# cuidado con sus celulares !!! SMS con cargo



## fernandob (Oct 9, 2009)

entren a estas paginas para darse por advertidos .

a mi me paso .
el asunto es que uds. comienzan a recibir mensajes de texto con pubilicidad o tonteras , no les hacen caso PERO ELASUNTO ES QUE ESOS MENSAJES SON CON CARGO PARA UDS. cuando se dan cuenta quedaron sin credito

*http://www.ymipollo.com/~sorginak/143952.el-hijoepu-test-de-la-muerte.html

http://www.ciao.es/Opiniones/Blinko__725137

esta es muy clara :
http://sinbarreras.obolog.com/sms-spam-movil-estafas-enganos-denuncias-344839*


----------



## Chico3001 (Oct 9, 2009)

Afortunadamente en Mexico aun no lo he visto.. aunque no dudo que ya exista una empresa asi....


----------



## elosciloscopio (Oct 10, 2009)

Pero a que te refieres?
Te envian esos mensajes así porque sí? con una máquina que tiene programados todos los números existentes?

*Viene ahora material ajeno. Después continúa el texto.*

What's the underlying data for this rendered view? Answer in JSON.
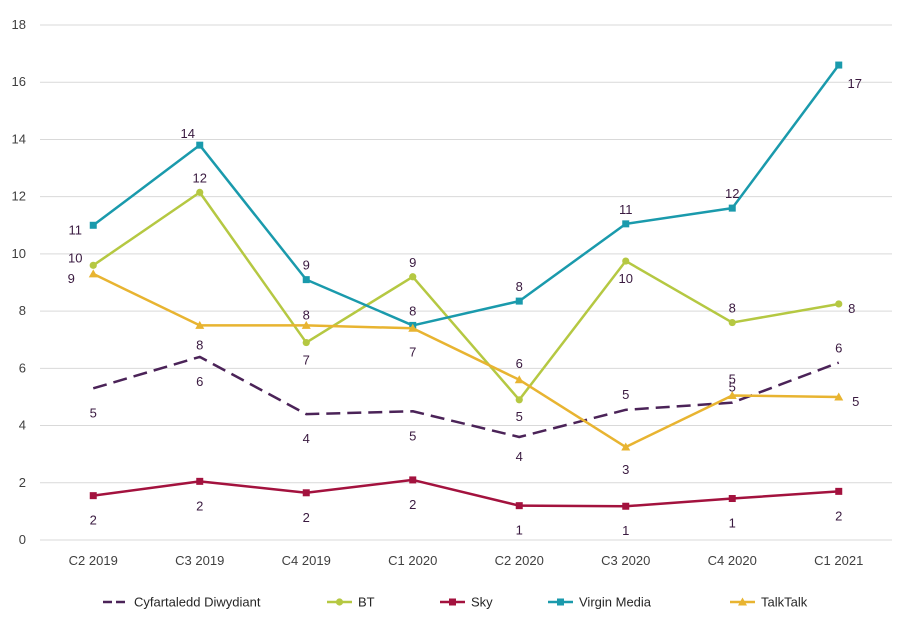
{
  "chart_data": {
    "type": "line",
    "title": "",
    "xlabel": "",
    "ylabel": "",
    "ylim": [
      0,
      18
    ],
    "yticks": [
      0,
      2,
      4,
      6,
      8,
      10,
      12,
      14,
      16,
      18
    ],
    "grid": true,
    "legend_position": "bottom",
    "categories": [
      "C2 2019",
      "C3 2019",
      "C4 2019",
      "C1 2020",
      "C2 2020",
      "C3 2020",
      "C4 2020",
      "C1 2021"
    ],
    "series": [
      {
        "name": "Cyfartaledd Diwydiant",
        "color": "#4b2358",
        "marker": "none",
        "dash": true,
        "values": [
          5.3,
          6.4,
          4.4,
          4.5,
          3.6,
          4.55,
          4.8,
          6.2
        ],
        "labels": [
          "5",
          "6",
          "4",
          "5",
          "4",
          "5",
          "5",
          "6"
        ]
      },
      {
        "name": "BT",
        "color": "#b5c842",
        "marker": "circle",
        "dash": false,
        "values": [
          9.6,
          12.15,
          6.9,
          9.2,
          4.9,
          9.75,
          7.6,
          8.25
        ],
        "labels": [
          "10",
          "12",
          "7",
          "9",
          "5",
          "10",
          "8",
          "8"
        ]
      },
      {
        "name": "Sky",
        "color": "#a3123e",
        "marker": "square",
        "dash": false,
        "values": [
          1.55,
          2.05,
          1.65,
          2.1,
          1.2,
          1.18,
          1.45,
          1.7
        ],
        "labels": [
          "2",
          "2",
          "2",
          "2",
          "1",
          "1",
          "1",
          "2"
        ]
      },
      {
        "name": "Virgin Media",
        "color": "#1a9aac",
        "marker": "square",
        "dash": false,
        "values": [
          11.0,
          13.8,
          9.1,
          7.5,
          8.35,
          11.05,
          11.6,
          16.6
        ],
        "labels": [
          "11",
          "14",
          "9",
          "8",
          "8",
          "11",
          "12",
          "17"
        ]
      },
      {
        "name": "TalkTalk",
        "color": "#e8b431",
        "marker": "triangle",
        "dash": false,
        "values": [
          9.3,
          7.5,
          7.5,
          7.4,
          5.6,
          3.25,
          5.05,
          5.0
        ],
        "labels": [
          "9",
          "8",
          "8",
          "7",
          "6",
          "3",
          "5",
          "5"
        ]
      }
    ]
  }
}
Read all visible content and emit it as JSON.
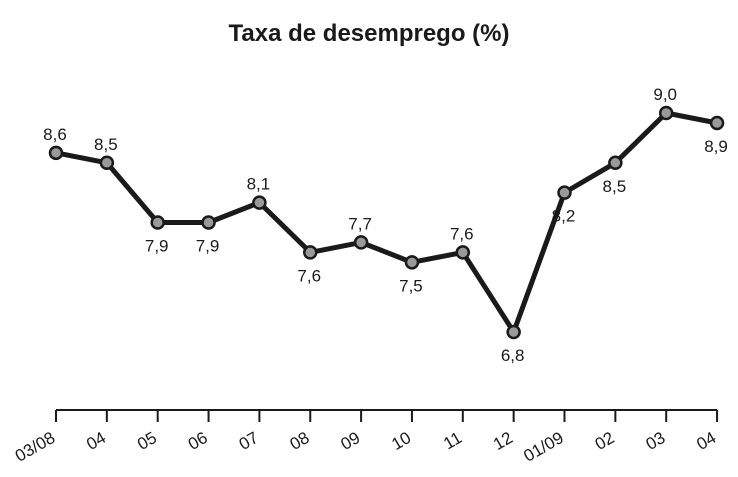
{
  "chart_data": {
    "type": "line",
    "title": "Taxa de desemprego (%)",
    "xlabel": "",
    "ylabel": "",
    "categories": [
      "03/08",
      "04",
      "05",
      "06",
      "07",
      "08",
      "09",
      "10",
      "11",
      "12",
      "01/09",
      "02",
      "03",
      "04"
    ],
    "values": [
      8.6,
      8.5,
      7.9,
      7.9,
      8.1,
      7.6,
      7.7,
      7.5,
      7.6,
      6.8,
      8.2,
      8.5,
      9.0,
      8.9
    ],
    "value_labels": [
      "8,6",
      "8,5",
      "7,9",
      "7,9",
      "8,1",
      "7,6",
      "7,7",
      "7,5",
      "7,6",
      "6,8",
      "8,2",
      "8,5",
      "9,0",
      "8,9"
    ],
    "label_positions": [
      "above",
      "above",
      "below",
      "below",
      "above",
      "below",
      "above",
      "below",
      "above",
      "below",
      "below",
      "below",
      "above",
      "below"
    ],
    "ylim": [
      6.8,
      9.0
    ],
    "grid": false,
    "legend": "none",
    "colors": {
      "line": "#1a1a1a",
      "marker_fill": "#9a9a9a",
      "marker_stroke": "#1a1a1a",
      "text": "#1a1a1a"
    }
  }
}
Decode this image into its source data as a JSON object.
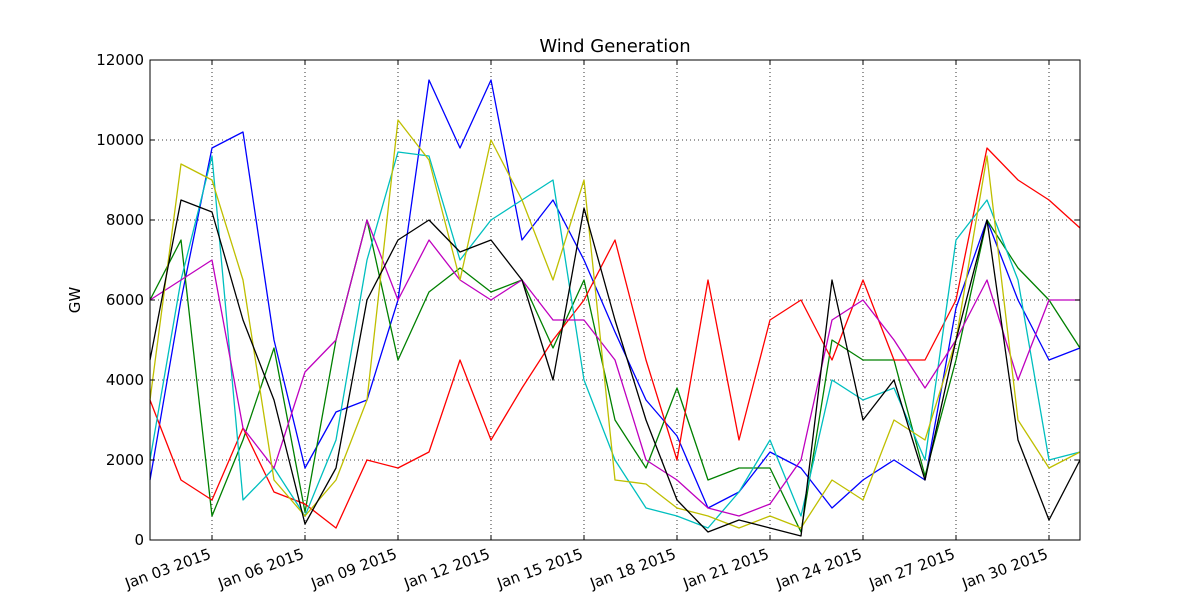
{
  "chart_data": {
    "type": "line",
    "title": "Wind Generation",
    "xlabel": "",
    "ylabel": "GW",
    "ylim": [
      0,
      12000
    ],
    "xlim": [
      "2015-01-01",
      "2015-01-31"
    ],
    "grid": true,
    "legend": "none",
    "y_ticks": [
      0,
      2000,
      4000,
      6000,
      8000,
      10000,
      12000
    ],
    "x_ticks": [
      {
        "date": "2015-01-03",
        "label": "Jan 03 2015"
      },
      {
        "date": "2015-01-06",
        "label": "Jan 06 2015"
      },
      {
        "date": "2015-01-09",
        "label": "Jan 09 2015"
      },
      {
        "date": "2015-01-12",
        "label": "Jan 12 2015"
      },
      {
        "date": "2015-01-15",
        "label": "Jan 15 2015"
      },
      {
        "date": "2015-01-18",
        "label": "Jan 18 2015"
      },
      {
        "date": "2015-01-21",
        "label": "Jan 21 2015"
      },
      {
        "date": "2015-01-24",
        "label": "Jan 24 2015"
      },
      {
        "date": "2015-01-27",
        "label": "Jan 27 2015"
      },
      {
        "date": "2015-01-30",
        "label": "Jan 30 2015"
      }
    ],
    "x": [
      "2015-01-01",
      "2015-01-02",
      "2015-01-03",
      "2015-01-04",
      "2015-01-05",
      "2015-01-06",
      "2015-01-07",
      "2015-01-08",
      "2015-01-09",
      "2015-01-10",
      "2015-01-11",
      "2015-01-12",
      "2015-01-13",
      "2015-01-14",
      "2015-01-15",
      "2015-01-16",
      "2015-01-17",
      "2015-01-18",
      "2015-01-19",
      "2015-01-20",
      "2015-01-21",
      "2015-01-22",
      "2015-01-23",
      "2015-01-24",
      "2015-01-25",
      "2015-01-26",
      "2015-01-27",
      "2015-01-28",
      "2015-01-29",
      "2015-01-30",
      "2015-01-31"
    ],
    "series": [
      {
        "color": "#0000ff",
        "values": [
          1500,
          6000,
          9800,
          10200,
          5000,
          1800,
          3200,
          3500,
          6000,
          11500,
          9800,
          11500,
          7500,
          8500,
          7000,
          5200,
          3500,
          2600,
          800,
          1200,
          2200,
          1800,
          800,
          1500,
          2000,
          1500,
          5800,
          8000,
          6000,
          4500,
          4800
        ]
      },
      {
        "color": "#008000",
        "values": [
          6000,
          7500,
          600,
          2500,
          4800,
          700,
          5000,
          8000,
          4500,
          6200,
          6800,
          6200,
          6500,
          4800,
          6500,
          3000,
          1800,
          3800,
          1500,
          1800,
          1800,
          200,
          5000,
          4500,
          4500,
          1600,
          4500,
          8000,
          6800,
          6000,
          4800
        ]
      },
      {
        "color": "#ff0000",
        "values": [
          3500,
          1500,
          1000,
          2800,
          1200,
          900,
          300,
          2000,
          1800,
          2200,
          4500,
          2500,
          3800,
          5000,
          6000,
          7500,
          4500,
          2000,
          6500,
          2500,
          5500,
          6000,
          4500,
          6500,
          4500,
          4500,
          6000,
          9800,
          9000,
          8500,
          7800
        ]
      },
      {
        "color": "#00bfbf",
        "values": [
          2000,
          6500,
          9600,
          1000,
          1800,
          600,
          2500,
          7000,
          9700,
          9600,
          7000,
          8000,
          8500,
          9000,
          4000,
          2000,
          800,
          600,
          300,
          1200,
          2500,
          600,
          4000,
          3500,
          3800,
          2000,
          7500,
          8500,
          6500,
          2000,
          2200
        ]
      },
      {
        "color": "#bf00bf",
        "values": [
          6000,
          6500,
          7000,
          2800,
          1800,
          4200,
          5000,
          8000,
          6000,
          7500,
          6500,
          6000,
          6500,
          5500,
          5500,
          4500,
          2000,
          1500,
          800,
          600,
          900,
          2000,
          5500,
          6000,
          5000,
          3800,
          5000,
          6500,
          4000,
          6000,
          6000
        ]
      },
      {
        "color": "#bfbf00",
        "values": [
          3500,
          9400,
          9000,
          6500,
          1500,
          600,
          1500,
          3500,
          10500,
          9500,
          6500,
          10000,
          8500,
          6500,
          9000,
          1500,
          1400,
          800,
          600,
          300,
          600,
          300,
          1500,
          1000,
          3000,
          2500,
          5000,
          9600,
          3000,
          1800,
          2200
        ]
      },
      {
        "color": "#000000",
        "values": [
          4500,
          8500,
          8200,
          5500,
          3500,
          400,
          1800,
          6000,
          7500,
          8000,
          7200,
          7500,
          6500,
          4000,
          8300,
          5500,
          3000,
          1000,
          200,
          500,
          300,
          100,
          6500,
          3000,
          4000,
          1500,
          5000,
          8000,
          2500,
          500,
          2000
        ]
      }
    ]
  }
}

o tienes que picar en una de esas cosas que dicen 
"envia alta al **** y ganaras..."


----------



## KARAPALIDA (Oct 10, 2009)

buenass.

SI yo vi varios casos que una ves que te suscribiste por ejemplo a un horoscopo, no hay forma de darle de baja al servicio, siendo la unica solucion darle de baja a ala linea. 

Ahora esto que te manden un mensaje engañoso y si lo respondes, te das de alta automaticamente, nunca lo vi. Pero estoy seguro que vamos a empesar a tener noticias al respecto. 

Saludos


----------



## elosciloscopio (Oct 10, 2009)

Eso en españa está a la orden del día..
afortunadamente nunca he picado


----------